Daily Revenue = $3,000,000 / 200 = $15,000… but if 300 operating days: $3M/300 = $10,000. Answer options suggest $10,000 (≈ 300 days) or $30,000 — check: $3M/100=$30K. Most likely answer: $10,000.
For an online retailer: COGS = $2M, 200 operating days, avg inventory = $500K. What is COGS per day?
COGS/day = $2,000,000 / 200 = $10,000.
What is the total cost of ownership (TCO)?
The complete cost to purchase from a supplier, including purchase price plus all related costs (shipping, quality, returns, disruptions) — best method when comparing suppliers.
What is procurement?
The supply chain function responsible for acquiring raw materials, component parts, tools, services, and other items from external suppliers.
What is the sustainability goal in supply chain performance measurement?
To achieve a carbon-neutral supply chain (minimize environmental impact of supply chain operations).
What is logistics?
The discipline of managing the flow of materials and transportation activities to ensure adequate customer service at a reasonable cost.
What is the Newsvendor critical ratio formula?
Critical Ratio = Cu / (Cu + Co), where Cu = underage cost (cost of ordering too few) and Co = overage cost (cost of ordering too many).
What is Little's Law?
WIP = Throughput Rate × Flow Time (Inventory = Arrival Rate × Time in System).
Utilization formula (Method 1)
Utilization = Demand Rate / (Service Rate × Number of Servers).
Utilization formula (Method 2)
Utilization = Resources Used / Resources Available.
Inventory Turnover formula
Inventory Turnover = Cost of Goods Sold (COGS) / Average Inventory.
Days of Supply formula
Days of Supply = Average Inventory / (COGS per day).
Flow Time formula (Little's Law rearranged)
Flow Time = Average Inventory / Throughput Rate.
EOQ formula
EOQ = √(2DS/H) where D=annual demand, S=order/setup cost, H=holding cost per unit per year.
Optimal Order Quantity (Newsvendor) formula
Q* = Mean Demand + z × Standard Deviation, where z = z-score for the critical ratio service level.
Reorder Point formula (with safety stock)
ROP = (Average demand during lead time) + Safety Stock = d̄ × L + z × σ_L.
Safety Stock formula
SS = z × σ_dL, where z = service level z-score and σ_dL = std dev of demand during lead time.
Throughput formula
Throughput = Output / Time (units completed per unit of time).

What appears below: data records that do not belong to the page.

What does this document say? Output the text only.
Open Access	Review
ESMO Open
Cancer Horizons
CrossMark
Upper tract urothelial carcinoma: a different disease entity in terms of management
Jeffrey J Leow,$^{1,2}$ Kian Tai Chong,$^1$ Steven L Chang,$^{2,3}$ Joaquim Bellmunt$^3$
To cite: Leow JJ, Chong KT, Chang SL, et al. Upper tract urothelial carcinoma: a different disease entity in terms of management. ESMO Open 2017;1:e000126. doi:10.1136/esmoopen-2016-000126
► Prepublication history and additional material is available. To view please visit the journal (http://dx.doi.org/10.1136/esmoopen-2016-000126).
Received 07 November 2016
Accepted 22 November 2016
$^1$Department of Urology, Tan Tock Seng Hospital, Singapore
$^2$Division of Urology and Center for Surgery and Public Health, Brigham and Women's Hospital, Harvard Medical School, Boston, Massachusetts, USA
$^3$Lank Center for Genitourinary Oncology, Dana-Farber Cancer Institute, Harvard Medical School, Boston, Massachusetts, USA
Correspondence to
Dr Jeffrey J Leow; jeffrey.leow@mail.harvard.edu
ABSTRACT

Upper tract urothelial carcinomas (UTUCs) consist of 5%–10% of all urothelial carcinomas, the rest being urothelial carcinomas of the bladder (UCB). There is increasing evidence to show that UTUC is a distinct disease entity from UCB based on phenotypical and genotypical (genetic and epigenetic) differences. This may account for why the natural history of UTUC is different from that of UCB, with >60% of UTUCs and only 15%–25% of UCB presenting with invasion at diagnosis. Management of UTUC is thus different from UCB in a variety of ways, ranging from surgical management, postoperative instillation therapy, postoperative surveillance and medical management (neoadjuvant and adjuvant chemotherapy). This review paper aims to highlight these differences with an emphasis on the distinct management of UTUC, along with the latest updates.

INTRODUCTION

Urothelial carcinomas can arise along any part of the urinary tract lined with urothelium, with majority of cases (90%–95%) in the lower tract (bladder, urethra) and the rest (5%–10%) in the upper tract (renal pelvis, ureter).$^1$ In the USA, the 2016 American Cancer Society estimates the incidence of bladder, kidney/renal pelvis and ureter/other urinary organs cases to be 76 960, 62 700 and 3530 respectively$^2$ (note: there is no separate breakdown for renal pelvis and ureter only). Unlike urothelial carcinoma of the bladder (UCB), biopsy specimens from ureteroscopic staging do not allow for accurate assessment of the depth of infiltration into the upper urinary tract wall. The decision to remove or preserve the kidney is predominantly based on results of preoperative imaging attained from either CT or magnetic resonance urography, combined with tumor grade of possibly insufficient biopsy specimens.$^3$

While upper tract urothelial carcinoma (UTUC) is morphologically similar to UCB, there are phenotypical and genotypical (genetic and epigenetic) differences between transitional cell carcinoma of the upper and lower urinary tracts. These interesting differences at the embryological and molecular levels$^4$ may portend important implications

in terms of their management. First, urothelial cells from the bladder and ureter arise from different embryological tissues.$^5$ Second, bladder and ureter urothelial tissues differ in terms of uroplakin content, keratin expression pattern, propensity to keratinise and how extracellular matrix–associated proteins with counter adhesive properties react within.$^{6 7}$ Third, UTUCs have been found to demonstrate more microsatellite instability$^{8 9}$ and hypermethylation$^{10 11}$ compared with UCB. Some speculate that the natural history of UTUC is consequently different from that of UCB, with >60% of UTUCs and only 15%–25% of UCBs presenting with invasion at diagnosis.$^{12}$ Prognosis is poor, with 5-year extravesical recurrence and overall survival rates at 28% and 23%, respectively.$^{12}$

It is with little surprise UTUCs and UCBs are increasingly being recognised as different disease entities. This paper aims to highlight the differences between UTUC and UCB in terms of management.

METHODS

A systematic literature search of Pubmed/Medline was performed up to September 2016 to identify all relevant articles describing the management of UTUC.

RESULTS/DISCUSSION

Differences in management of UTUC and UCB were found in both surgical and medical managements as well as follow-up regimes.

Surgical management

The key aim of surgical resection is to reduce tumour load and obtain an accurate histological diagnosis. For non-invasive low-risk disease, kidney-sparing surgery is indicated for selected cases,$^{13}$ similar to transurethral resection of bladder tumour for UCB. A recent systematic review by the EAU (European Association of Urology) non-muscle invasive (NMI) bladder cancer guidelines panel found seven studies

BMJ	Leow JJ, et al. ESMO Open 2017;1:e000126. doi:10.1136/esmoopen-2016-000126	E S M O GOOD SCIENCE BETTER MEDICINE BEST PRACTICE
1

WIP (Work in Process) formula
WIP = Throughput Rate × Flow Time (Little's Law).
Daily Revenue / Daily COGS formula
Daily Revenue = Annual Revenue / Operating Days; Daily COGS = Annual COGS / Operating Days.
Inventory Value formula (given turnover)
Avg Inventory = Annual Sales (or COGS) / Inventory Turnover.
Bottleneck identification rule
The process step with the LOWEST capacity (throughput rate) is the bottleneck.
Non-bottleneck idle time rule
Non-bottleneck steps run at the same rate as the bottleneck, so they will have idle time = (their capacity − bottleneck rate) / their capacity.